Add-On Board on Raspberry Pi Can Control Entire Building

If you thought that the tiny credit card sized single board computer, the inexpensive Raspberry Pi or RBPi was only good for home automation and no more, you may be surprised to learn that it can do a lot more – control an entire building, for instance. Of course, it will need assistance in the form of an add-on board, such as the UniPi.

Very often, people have used the RBPi for automatically controlling their sprinkler systems, the lighting in their house or even for guarding their homes while they are away on a holiday. Commercial systems have often used the RBPi as a prototype. A Czech startup with the same name, the UniPi, is now offering a baseboard and an add-on board for building automation that you can use with your RBPi.

The RBPi plugs into the UniPi baseboard via its 26-pin expansion connector. With this combination of the UniPi and RBPi, you can control the entire functions of a modest sized building. For example, it can read signals from different sensors such as humidity, temperature and/or status of alarms and switches to control gates, sprinklers, curtains, doors, lights and more.

To help with the sensors and control, UniPi is also offering a passive sensor hub that comes along with a free temperature sensor and an optional waterproof temperature sensor, should you need one. The UniPi baseboard has 14 opto-isolated digital inputs that can read sensor signals from 5 to 20V and show the status with LEDs. The board can read 0-10V signals on two analog inputs and output 0-10V on another analog output. On-board is a 12V power supply, along with eight changeover relays, which can switch 5A at 230VAC. That makes UniPi adequate for controlling power to sensor devices for an entire building.

For reading sensors, the UniPi is equipped with a single-channel 1-Wire interface. That makes it convenient to connect hundreds of humidity and temperature sensors. UniPi even allows the second I2C port of the RBPi and its UART to be extended with 5V level converters and provides ESD protection for them. Power loss does not affect the timing of the board as it has an RTC or real-time clock module for keeping time. UniPi is compatible with the RBPi model B Rev2 and it is possible to configure it for the Rev1 model as well. However, UniPi does not mention the possibility of compatibility with the latest model of the RBPi, the 40-pin model B+.

On their website, UniPi offers numerous tutorials based on C/Python libraries for people wanting to develop UniPi applications on the Linux-based RBPi.
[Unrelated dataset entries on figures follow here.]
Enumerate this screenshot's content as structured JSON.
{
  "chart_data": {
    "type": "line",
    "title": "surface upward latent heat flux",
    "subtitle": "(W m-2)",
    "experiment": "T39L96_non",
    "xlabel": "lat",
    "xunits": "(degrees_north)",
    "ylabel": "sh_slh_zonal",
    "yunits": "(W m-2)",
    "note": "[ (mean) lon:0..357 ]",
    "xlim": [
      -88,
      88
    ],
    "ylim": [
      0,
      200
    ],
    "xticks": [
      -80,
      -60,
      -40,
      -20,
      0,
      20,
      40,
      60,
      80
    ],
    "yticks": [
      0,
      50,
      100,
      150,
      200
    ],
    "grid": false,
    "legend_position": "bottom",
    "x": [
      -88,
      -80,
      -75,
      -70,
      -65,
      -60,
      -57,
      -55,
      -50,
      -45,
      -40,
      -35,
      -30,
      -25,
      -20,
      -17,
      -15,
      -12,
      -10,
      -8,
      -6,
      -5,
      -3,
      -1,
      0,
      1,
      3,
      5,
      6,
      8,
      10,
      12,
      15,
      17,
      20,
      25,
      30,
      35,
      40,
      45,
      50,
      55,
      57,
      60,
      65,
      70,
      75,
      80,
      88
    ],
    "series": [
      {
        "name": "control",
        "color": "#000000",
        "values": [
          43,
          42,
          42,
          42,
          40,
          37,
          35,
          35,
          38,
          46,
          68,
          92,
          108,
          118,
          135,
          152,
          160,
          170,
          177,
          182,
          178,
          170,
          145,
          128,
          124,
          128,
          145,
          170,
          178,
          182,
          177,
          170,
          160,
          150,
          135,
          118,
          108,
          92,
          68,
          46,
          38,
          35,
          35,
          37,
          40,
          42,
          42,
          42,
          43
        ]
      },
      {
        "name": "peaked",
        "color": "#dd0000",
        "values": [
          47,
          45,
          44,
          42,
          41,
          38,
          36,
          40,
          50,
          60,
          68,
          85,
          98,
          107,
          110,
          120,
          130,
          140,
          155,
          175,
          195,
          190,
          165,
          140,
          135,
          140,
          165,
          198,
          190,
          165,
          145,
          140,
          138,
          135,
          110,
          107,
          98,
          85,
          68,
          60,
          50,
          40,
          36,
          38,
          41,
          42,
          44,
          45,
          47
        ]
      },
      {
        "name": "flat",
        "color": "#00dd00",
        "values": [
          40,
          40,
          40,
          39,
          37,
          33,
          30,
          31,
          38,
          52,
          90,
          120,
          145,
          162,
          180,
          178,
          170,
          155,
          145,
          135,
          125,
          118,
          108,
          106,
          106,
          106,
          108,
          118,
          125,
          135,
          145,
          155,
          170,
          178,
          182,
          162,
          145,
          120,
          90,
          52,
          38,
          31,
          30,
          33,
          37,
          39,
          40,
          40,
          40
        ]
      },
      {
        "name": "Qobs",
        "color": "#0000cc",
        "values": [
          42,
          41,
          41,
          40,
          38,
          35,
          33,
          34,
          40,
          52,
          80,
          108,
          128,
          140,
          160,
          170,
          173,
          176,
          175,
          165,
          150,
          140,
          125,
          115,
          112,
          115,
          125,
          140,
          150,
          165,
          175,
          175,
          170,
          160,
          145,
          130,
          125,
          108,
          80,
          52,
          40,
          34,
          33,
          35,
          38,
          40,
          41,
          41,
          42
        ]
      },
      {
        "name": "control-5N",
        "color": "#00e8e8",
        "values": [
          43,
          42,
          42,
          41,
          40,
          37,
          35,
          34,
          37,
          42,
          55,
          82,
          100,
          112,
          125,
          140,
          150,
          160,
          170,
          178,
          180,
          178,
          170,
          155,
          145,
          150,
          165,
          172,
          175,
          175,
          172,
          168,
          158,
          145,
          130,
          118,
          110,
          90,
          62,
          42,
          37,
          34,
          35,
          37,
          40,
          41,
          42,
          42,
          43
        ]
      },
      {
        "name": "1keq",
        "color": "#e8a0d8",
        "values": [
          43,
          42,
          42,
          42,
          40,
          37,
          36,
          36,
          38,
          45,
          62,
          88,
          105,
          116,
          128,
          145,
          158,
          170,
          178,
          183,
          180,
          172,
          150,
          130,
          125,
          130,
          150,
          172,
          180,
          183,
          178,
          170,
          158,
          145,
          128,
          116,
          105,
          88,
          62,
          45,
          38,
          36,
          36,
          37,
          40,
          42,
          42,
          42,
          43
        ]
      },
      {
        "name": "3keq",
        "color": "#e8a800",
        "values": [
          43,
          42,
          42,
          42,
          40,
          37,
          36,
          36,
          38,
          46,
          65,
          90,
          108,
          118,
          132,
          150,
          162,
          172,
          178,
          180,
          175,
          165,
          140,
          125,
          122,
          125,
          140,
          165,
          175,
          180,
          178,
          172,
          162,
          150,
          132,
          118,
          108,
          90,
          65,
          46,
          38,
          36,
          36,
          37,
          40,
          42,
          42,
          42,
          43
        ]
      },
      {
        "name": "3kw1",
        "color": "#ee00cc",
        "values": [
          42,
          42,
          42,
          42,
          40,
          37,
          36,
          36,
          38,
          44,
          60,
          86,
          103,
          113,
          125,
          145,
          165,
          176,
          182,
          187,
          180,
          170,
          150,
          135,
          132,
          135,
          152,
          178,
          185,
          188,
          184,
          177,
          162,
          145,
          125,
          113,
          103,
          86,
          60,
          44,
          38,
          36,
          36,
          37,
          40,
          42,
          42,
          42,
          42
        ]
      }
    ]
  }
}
For example, there is the Webiopi, which is specifically useful for connectivity with the Python Internet of Things. Additionally, there is the Wiringpi library for GPIO interfacing and other libraries for Adafruit.

UniPi is offering its baseboard with on RJ45 connector for the 1-Wire interface and two RJ11 connectors – one for the UART and the other for the external I2C. It has one P1 header and another P5 header along with a 2.1mm standard power connector and an RBPi power jumper.